Get-TransportAgent will show you all installed agents – including agents available out of the box like the text messaging agents and the free Malware Agent based on Microsoft Forefront that ships with Exchange 2013.
At this point I have set the custom transport agent to push all mail to Symantec.Cloud. Let's send a message and then check the headers.
Now I'll modify the custom transport agent to push the email through MimeCast. The custom transport agent I am using picked up the routing override from a text file local to the server.
Let's modify it.
Browsing to \\Exchange Server\TransportRoles\agents\ I will modify the config file. I now specified that for all users with the 'from' address matching "2013POA.co.uk" to now override the routing and push to "mimecast.sbr". It will now match this against a Send Connector.

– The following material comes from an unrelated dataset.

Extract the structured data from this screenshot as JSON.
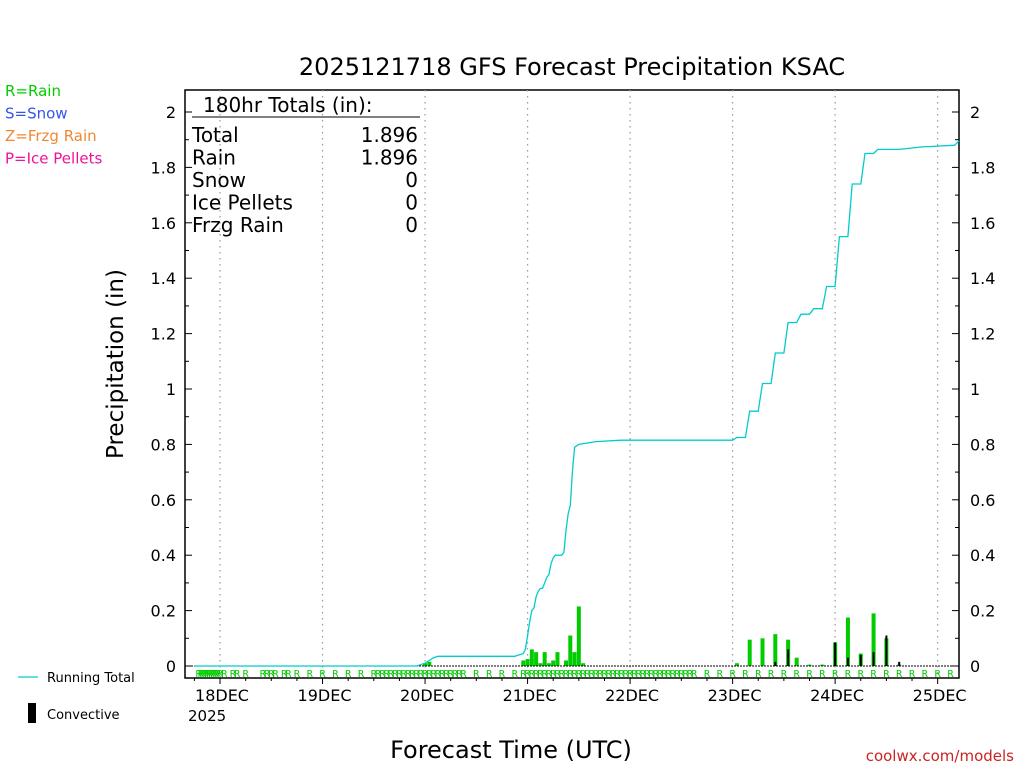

I'll restart the Transport Service:
And then resend my message.
Let's check the the message headers now:
We can see it was sent outbound via the MimeCast Send Connector.
So that's it. Whilst this post doesn't cover the development of a transport agent dll to modify transport behaviour, we can see how the SetRoutingOverride method works.
In this example the Transport Agent took its configuration from a local text file, but as said previously this can be developed many ways.
You can use this to create multiple Send Connectors for different organisations or units within your business, allowing your custom transport agent to then selectively choose which preferential outbound route is required.